Retina Foundation of the Southwest, Dallas, TX, 75231, USA.
Department of Chemistry and Biochemistry, The University of Texas at Dallas, Richardson, TX, 75080, USA; Department of Bioengineering, The University of Texas at Dallas, Richardson, TX, 75080, USA.
Free Radic Biol Med. 2020 May 20;152:386-394. doi: 10.1016/j.freeradbiomed.2020.03.024. Epub 2020 Mar 27.
Age-related macular degeneration (AMD) is one of the major causes of vision loss in the elderly in most developed countries. Among other causes, oxidative stress in the retinal pigment epithelium (RPE) has been hypothesized to be a major driving force of AMD pathology. Oxidative stress could be treated by antioxidant administration into the RPE cells. However, to achieve high in-vivo efficacy of an antioxidant, it is imperative that the agent be able to penetrate the tissues and cells. Evidence suggests that lipophilicity governs cellular penetrance. Out of many antioxidant candidates, N-acetyl-L-cysteine (a prodrug of L-cysteine) (NAC) is a potent antioxidant as the bioavailability of the parent drug, L-cysteine, determines the production of glutathione; the universal antioxidant that regulates ROS. To increase the lipophilicity, four ester derivatives of N-acetylcysteine: N-acetylcysteine methyl ester, N-acetylcysteine ethyl ester, N-acetylcysteine propyl ester, and N-acetylcysteine butyl ester were synthesized. To mimic in vitro AMD conditions, hydroquinone, a component of cigarette smoke, was used as the oxidative insult. Cytosolic and mitochondrial protection against oxidative stress were tested using cytosolic and mitochondrial specific assays. The results provide evidence that these lipophilic cysteine prodrugs provide increased protection against oxidative stress in human RPE cells compared with NAC.
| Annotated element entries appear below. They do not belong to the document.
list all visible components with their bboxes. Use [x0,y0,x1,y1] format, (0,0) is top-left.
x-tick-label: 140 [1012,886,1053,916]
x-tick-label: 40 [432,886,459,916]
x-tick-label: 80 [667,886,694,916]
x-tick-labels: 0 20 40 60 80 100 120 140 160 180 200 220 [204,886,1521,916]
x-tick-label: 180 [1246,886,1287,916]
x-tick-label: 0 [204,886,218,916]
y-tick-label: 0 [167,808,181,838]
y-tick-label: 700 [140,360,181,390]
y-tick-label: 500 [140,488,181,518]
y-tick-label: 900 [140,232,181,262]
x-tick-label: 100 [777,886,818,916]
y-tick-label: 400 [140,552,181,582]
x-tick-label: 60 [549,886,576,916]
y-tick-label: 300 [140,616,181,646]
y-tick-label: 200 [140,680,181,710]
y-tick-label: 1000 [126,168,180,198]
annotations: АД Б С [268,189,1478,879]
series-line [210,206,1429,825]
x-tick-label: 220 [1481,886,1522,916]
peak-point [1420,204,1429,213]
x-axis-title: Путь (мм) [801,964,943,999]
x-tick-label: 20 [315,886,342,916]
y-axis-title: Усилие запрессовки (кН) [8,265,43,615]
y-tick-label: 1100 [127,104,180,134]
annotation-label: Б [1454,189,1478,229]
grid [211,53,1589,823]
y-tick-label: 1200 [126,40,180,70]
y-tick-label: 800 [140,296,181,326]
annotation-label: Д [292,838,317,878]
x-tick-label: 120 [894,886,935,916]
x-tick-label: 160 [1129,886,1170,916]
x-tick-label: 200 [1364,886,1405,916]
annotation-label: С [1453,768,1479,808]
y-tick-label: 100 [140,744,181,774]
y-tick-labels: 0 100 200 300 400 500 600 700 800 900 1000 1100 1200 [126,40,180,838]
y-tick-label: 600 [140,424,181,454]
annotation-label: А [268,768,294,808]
年龄相关性黄斑变性(AMD)是大多数发达国家老年人视力丧失的主要原因之一。在其他原因中,视网膜色素上皮(RPE)中的氧化应激被假设为 AMD 病理学的主要驱动力。可以通过将抗氧化剂施用于 RPE 细胞来治疗氧化应激。然而,为了实现抗氧化剂在体内的高疗效,该试剂必须能够穿透组织和细胞。有证据表明,亲脂性决定细胞通透性。在许多抗氧化剂候选物中,N-乙酰-L-半胱氨酸(L-半胱氨酸的前体药物)(NAC)是一种有效的抗氧化剂,因为母体药物 L-半胱氨酸的生物利用度决定了谷胱甘肽的产生;谷胱甘肽是调节 ROS 的通用抗氧化剂。为了增加亲脂性,合成了 N-乙酰半胱氨酸的四种酯衍生物:N-乙酰半胱氨酸甲酯、N-乙酰半胱氨酸乙酯、N-乙酰半胱氨酸丙酯和 N-乙酰半胱氨酸丁酯。为了模拟体外 AMD 条件,使用了香烟烟雾的成分对苯二酚作为氧化应激。使用细胞质和线粒体特异性测定法测试了细胞质和线粒体对氧化应激的保护作用。结果表明,与 NAC 相比,这些亲脂性半胱氨酸前体药物为人类 RPE 细胞提供了对氧化应激的增强保护。